Ne o gazetecilik heyecanı var, ne o meslek ilkeleri ve geleneği var, ne de o ağabey kardeşlik ilişkisi var. O eskilerde başka iş yapmayan gazete patronu artık bin kollu ahtapot. Her taşın altından bir tüccar şeklinde çıkıyor. Artık işverenle birlikte tüm gazetecilikten geçinme ve başka iş yapmama perhizi tarihe karışmıştır. Devletçiliği yavaş yavaş bırakan Türkiye bir devlet itibarı olan gazeteciliği şimdilerde ayrıcalıklı bir meslek olmaktan çıkarıp alalede bir vatandaş işi yapmıştır.

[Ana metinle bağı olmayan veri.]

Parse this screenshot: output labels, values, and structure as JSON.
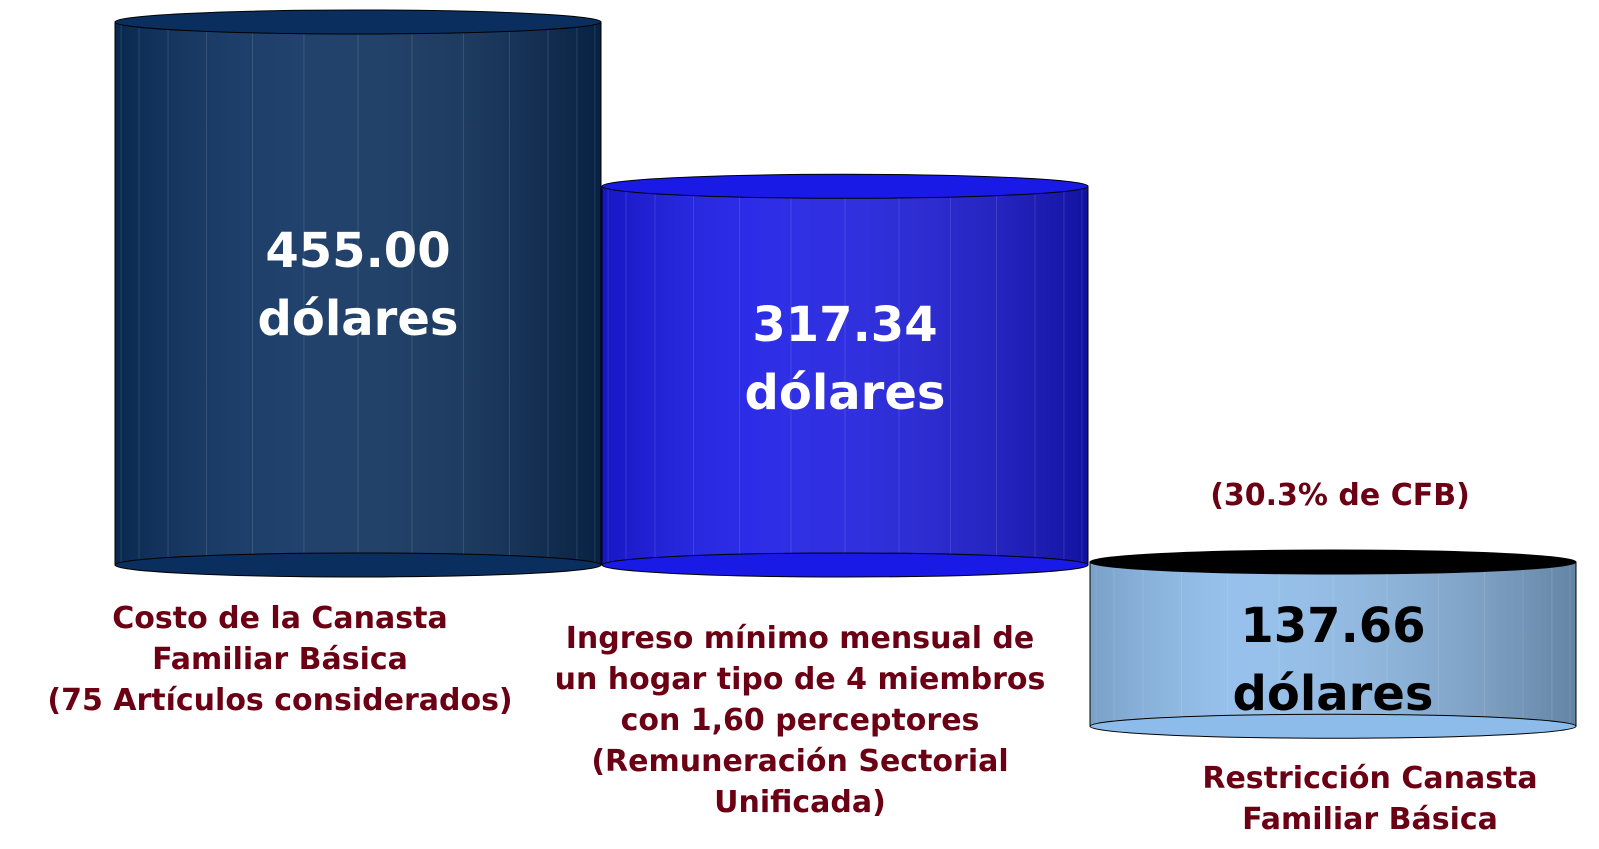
{
  "chart_data": {
    "type": "bar",
    "categories": [
      "Costo de la Canasta\nFamiliar Básica\n(75 Artículos considerados)",
      "Ingreso mínimo mensual de\nun hogar tipo de 4 miembros\ncon 1,60 perceptores\n(Remuneración Sectorial\nUnificada)",
      "Restricción Canasta\nFamiliar Básica"
    ],
    "values": [
      455,
      317.34,
      137.66
    ],
    "value_labels": [
      "455.00 dólares",
      "317.34 dólares",
      "137.66 dólares"
    ],
    "colors": [
      "#0a2f5e",
      "#1a1ae6",
      "#8ebcea"
    ],
    "annotation": "(30.3% de CFB)"
  }
}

Sarı basın kartı imtiyazının ruhunu önce gazeteleri holdingleştiren sermaye bozdu. Şimdi o imtiyazları devletten çıkıp özel sektör olan kurumlar bir bir kaldırıyor gazeteciliğin üzerinden... Eski Bab - ı Ali'yi özleyenler, Namık Sevik gazeteciliğine iç geçirenler eski dönemin geri gelmesini bekleyenler, hiçbir şeyi beklemesinler.
Sadece ölümlerini beklesinler..."

Sizce o eski Bab-ı Ali'yi özleyenler çoktan yitip gitmedi mi?
İslam Çupi ustanın bu satırları, spor gazeteciliğinin bittiği tarihtir aslında...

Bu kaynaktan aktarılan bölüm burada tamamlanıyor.